I discovered something interesting about Gemini’s API, especially when compared to OpenAI’s API. OpenAI’s approach is very straightforward. You can include user messages, assistant messages, or system messages in your message array, and the API knows how to handle each one. System messages, for instance, act as a knowledge base for the AI, while user messages are inputs from the user, and assistant messages serve as hints or prompts for the AI to respond. It’s simple and consistent.
However, with Google Gemini, the system messages don’t quite work the same way. In Gemini’s API, you can include system instructions, but only once at the very beginning of the conversation when you’re queuing up the model. The problem is that these system instructions can be easily overridden as the conversation progresses. For example, you could set a system instruction specifying the exact time of day, but if the user later says, “No, it’s 3:00 p.m.,” the assistant will adopt the user’s input and continue the conversation as if it were 3:00 p.m. This behavior makes the system instructions less reliable.
What’s even more concerning is how Gemini handles logic within a conversation.

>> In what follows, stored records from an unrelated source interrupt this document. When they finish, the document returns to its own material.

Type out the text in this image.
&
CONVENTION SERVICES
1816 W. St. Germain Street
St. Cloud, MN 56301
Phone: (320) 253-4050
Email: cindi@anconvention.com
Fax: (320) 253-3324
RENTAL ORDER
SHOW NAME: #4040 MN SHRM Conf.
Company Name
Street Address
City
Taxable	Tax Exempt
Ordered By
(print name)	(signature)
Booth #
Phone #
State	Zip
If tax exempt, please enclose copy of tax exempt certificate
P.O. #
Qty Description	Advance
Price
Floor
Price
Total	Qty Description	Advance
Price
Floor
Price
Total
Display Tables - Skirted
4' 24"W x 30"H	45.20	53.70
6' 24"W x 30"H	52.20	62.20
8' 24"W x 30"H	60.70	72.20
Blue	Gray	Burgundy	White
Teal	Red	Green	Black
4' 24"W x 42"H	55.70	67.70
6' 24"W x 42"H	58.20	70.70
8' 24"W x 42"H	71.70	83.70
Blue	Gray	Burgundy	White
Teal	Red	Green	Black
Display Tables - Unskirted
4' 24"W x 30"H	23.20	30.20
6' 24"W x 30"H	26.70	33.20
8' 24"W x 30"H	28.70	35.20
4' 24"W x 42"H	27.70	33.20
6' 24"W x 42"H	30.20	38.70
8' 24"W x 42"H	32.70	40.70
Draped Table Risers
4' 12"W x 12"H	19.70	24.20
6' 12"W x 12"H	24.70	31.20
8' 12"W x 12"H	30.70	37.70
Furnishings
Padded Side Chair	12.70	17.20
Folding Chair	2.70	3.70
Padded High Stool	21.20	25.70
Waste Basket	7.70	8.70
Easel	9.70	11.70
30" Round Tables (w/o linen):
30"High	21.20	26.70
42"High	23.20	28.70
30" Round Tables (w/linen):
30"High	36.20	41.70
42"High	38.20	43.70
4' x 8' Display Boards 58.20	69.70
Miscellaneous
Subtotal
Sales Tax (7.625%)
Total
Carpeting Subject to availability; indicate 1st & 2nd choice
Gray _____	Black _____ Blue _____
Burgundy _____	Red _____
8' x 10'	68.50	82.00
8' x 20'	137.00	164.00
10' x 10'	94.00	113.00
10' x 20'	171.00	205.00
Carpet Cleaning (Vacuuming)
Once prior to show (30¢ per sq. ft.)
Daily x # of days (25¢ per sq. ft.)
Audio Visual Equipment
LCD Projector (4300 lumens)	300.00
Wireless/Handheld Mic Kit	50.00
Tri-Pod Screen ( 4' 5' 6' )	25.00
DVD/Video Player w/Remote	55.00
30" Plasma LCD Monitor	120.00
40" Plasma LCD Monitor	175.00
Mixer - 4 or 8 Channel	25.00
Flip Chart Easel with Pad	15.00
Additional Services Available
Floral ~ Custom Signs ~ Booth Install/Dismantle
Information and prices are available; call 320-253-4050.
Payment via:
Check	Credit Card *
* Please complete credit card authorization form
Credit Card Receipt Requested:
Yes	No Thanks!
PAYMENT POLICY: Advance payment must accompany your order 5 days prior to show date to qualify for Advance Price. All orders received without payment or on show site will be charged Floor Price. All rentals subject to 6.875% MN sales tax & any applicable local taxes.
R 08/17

Suppose the system message specifies that the time is 1:00 p.m. If you ask the assistant what time it is, it will respond with “1:00 p.m.” as instructed. But if you check again later when it’s actually 2:00 p.m., the assistant might respond with “1:05 p.m.” It seems to ignore its system instructions and instead tries to infer time progression based on its previous responses, which can lead to inaccuracies. This is problematic because the assistant isn’t referencing the original system instruction; it’s essentially making things up based on its last interaction.
This behavior creates additional challenges. To use Gemini effectively, you have to write your own syntax to explicitly instruct the model on how to prioritize messages. For example, you might need to include instructions like, “Prioritize this message and everything above it; do not use anything after this point to build your knowledge base.” Adding such explicit instructions takes up tokens, which can quickly add up. While you might save on tokens in some areas, you’re likely to spend more just explaining how the AI should handle its own system messages.